I agree with all here about the new formats of the websites. I think they are terrible. I once worked on a website redesign, part of the team. I was a content person - writer - but all of us on the team were supposed to provide our opinions. The young woman leading the redesign was single-minded, and she eventually got her way - a splashy new website, featuring crayon box colors, as one critic put it. This particular critic said it looked like the site was designed for a party store. It did. But the website was for a Dept of Defense project! The project manager who had allowed this person to convince him of the new "look" for the site retired.
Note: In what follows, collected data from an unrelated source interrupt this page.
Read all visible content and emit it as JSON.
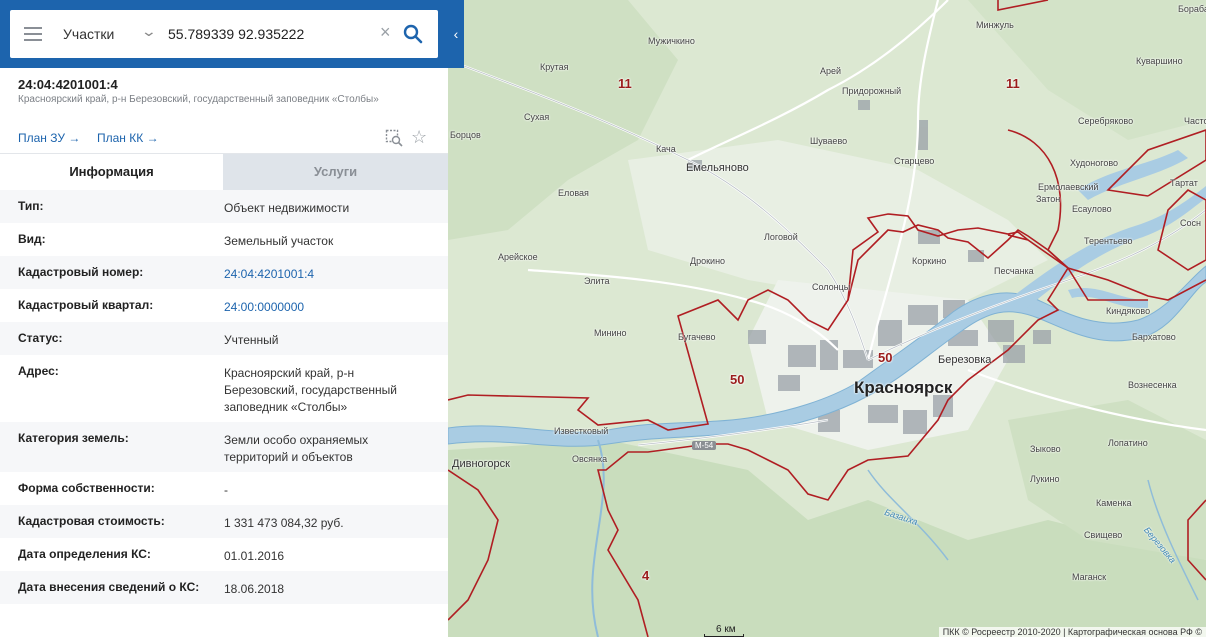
{
  "search": {
    "type_label": "Участки",
    "query": "55.789339 92.935222"
  },
  "icons": {
    "menu": "menu-icon",
    "chevron": "chevron-down-icon",
    "clear": "close-icon",
    "search": "search-icon",
    "collapse": "chevron-left-icon",
    "zoom": "zoom-to-object-icon",
    "favorite": "star-icon"
  },
  "colors": {
    "brand": "#1d64ad",
    "link": "#1d64ad",
    "boundary": "#b01e23",
    "zone_label": "#9b1c1c"
  },
  "object": {
    "cadastral_number": "24:04:4201001:4",
    "address_short": "Красноярский край, р-н Березовский, государственный заповедник «Столбы»"
  },
  "plans": {
    "zu": "План ЗУ →",
    "kk": "План КК →"
  },
  "tabs": {
    "info": "Информация",
    "services": "Услуги"
  },
  "info_rows": [
    {
      "key": "Тип:",
      "value": "Объект недвижимости"
    },
    {
      "key": "Вид:",
      "value": "Земельный участок"
    },
    {
      "key": "Кадастровый номер:",
      "value": "24:04:4201001:4"
    },
    {
      "key": "Кадастровый квартал:",
      "value": "24:00:0000000"
    },
    {
      "key": "Статус:",
      "value": "Учтенный"
    },
    {
      "key": "Адрес:",
      "value": "Красноярский край, р-н Березовский, государственный заповедник «Столбы»"
    },
    {
      "key": "Категория земель:",
      "value": "Земли особо охраняемых территорий и объектов"
    },
    {
      "key": "Форма собственности:",
      "value": "-"
    },
    {
      "key": "Кадастровая стоимость:",
      "value": "1 331 473 084,32 руб."
    },
    {
      "key": "Дата определения КС:",
      "value": "01.01.2016"
    },
    {
      "key": "Дата внесения сведений о КС:",
      "value": "18.06.2018"
    }
  ],
  "map": {
    "city": "Красноярск",
    "places": [
      "Бораба",
      "Минжуль",
      "Кувар­шино",
      "Мужичкино",
      "Крутая",
      "Арей",
      "Придорожный",
      "Часто",
      "Серебряково",
      "Сухая",
      "Борцов",
      "Шуваево",
      "Кача",
      "Емельяново",
      "Старцево",
      "Худоногово",
      "Тартат",
      "Ермолаевский",
      "Затон",
      "Есаулово",
      "Еловая",
      "Сосн",
      "Логовой",
      "Терентьево",
      "Арейское",
      "Коркино",
      "Дрокино",
      "Песчанка",
      "Элита",
      "Солонцы",
      "Киндяково",
      "Минино",
      "Бугачево",
      "Березовка",
      "Бархатово",
      "Вознесенка",
      "Известковый",
      "Зыково",
      "Овсянка",
      "Дивногорск",
      "Лопатино",
      "Лукино",
      "Каменка",
      "Свищево",
      "Маганск"
    ],
    "zones": [
      "11",
      "11",
      "50",
      "50",
      "4"
    ],
    "road": "М-54",
    "rivers": [
      "Базаиха",
      "Березовка"
    ],
    "scale": "6 км",
    "copyright": "ПКК © Росреестр 2010-2020 | Картографическая основа РФ ©"
  }
}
The "new" site was retired also, about a month after the new project manager took over. He judged it to be "non-professional" looking (understatement), and not communicating well the mission of the DoD!
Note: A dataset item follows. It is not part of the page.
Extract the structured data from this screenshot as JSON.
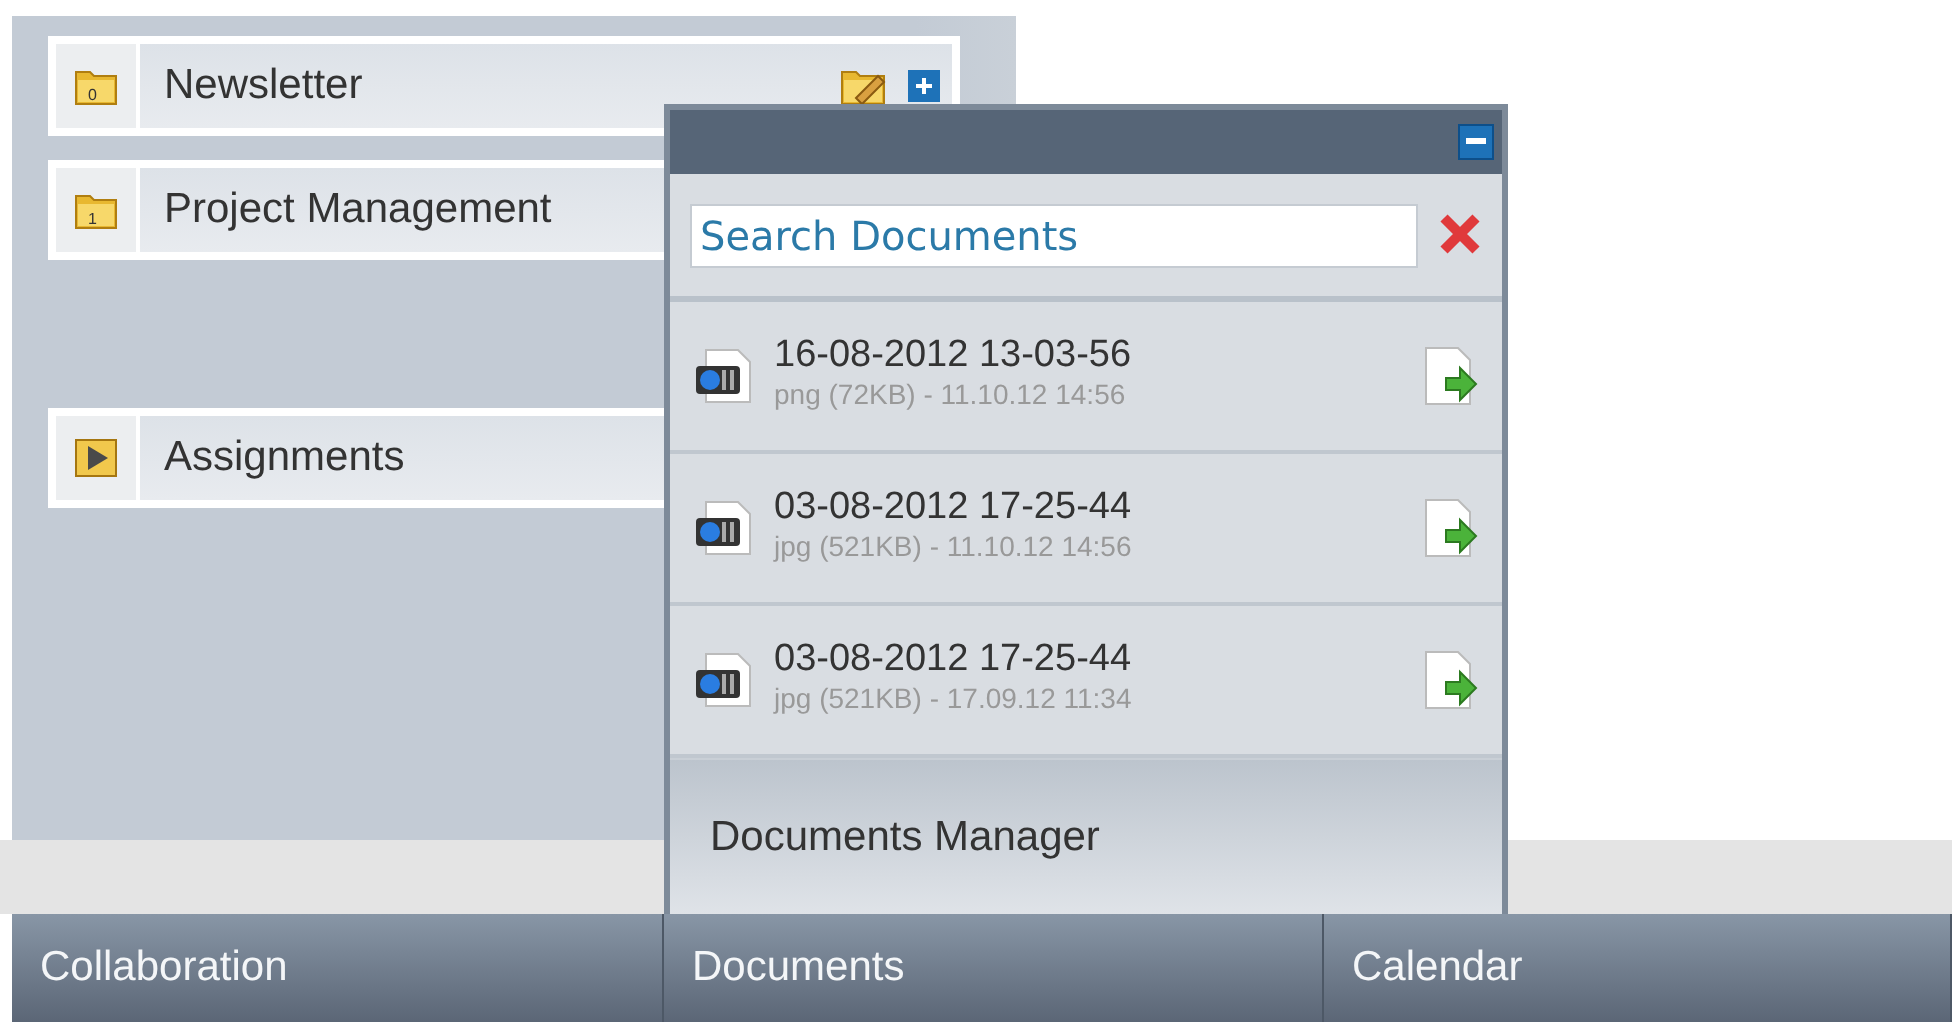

I am not much interested in liturgy, so seldom look at the site. Now and then I do, because it sometimes amuses me. I was fascinated by a very long string of comments on a post where the writer was asking which word was best to describe the priest's role at mass - the priest "presides" at mass, "celebrates" mass, or "..."? I don't remember the third word (leads?) that had them all so upset. For non-liturgists like me, it was an argument about how many angels dance on the head of the pin. But, after reading this thread, I took a look. It's awful. Plus, it seems there are no archives now? Or did I not find them. I didn't open the menu at the top left, I will admit.
I think these Catholic sites are trying to attract young adults, because most who read them are not young - we are not "the future". But, it's a shallow strategy, and it seems to reveal a certain desperation at the continuing lack of interest in the RCC among young adults. They might look at the site once, but unless the content tells them that the RCC is changing its focus to issues that concern them, away from pelvic issues, dropping the hard line on gay marriage, divorce and remarriage, contraception, the ban on women priests etc, it's just going to be one look and they are gone. Young people also seem to seek a real spirituality - the whole "spiritual but not religious" movement is not the hedonistic, self-centered, lazy response to organized religion that the critics in organized religion make it out to be. Until they start listening, really listening to where young people meet God in their lives, their spiritual paths, although different from that of their parents and grandparents, flashy new websites will make no difference at all. In fact, they may be amused by what they see instead of attracted.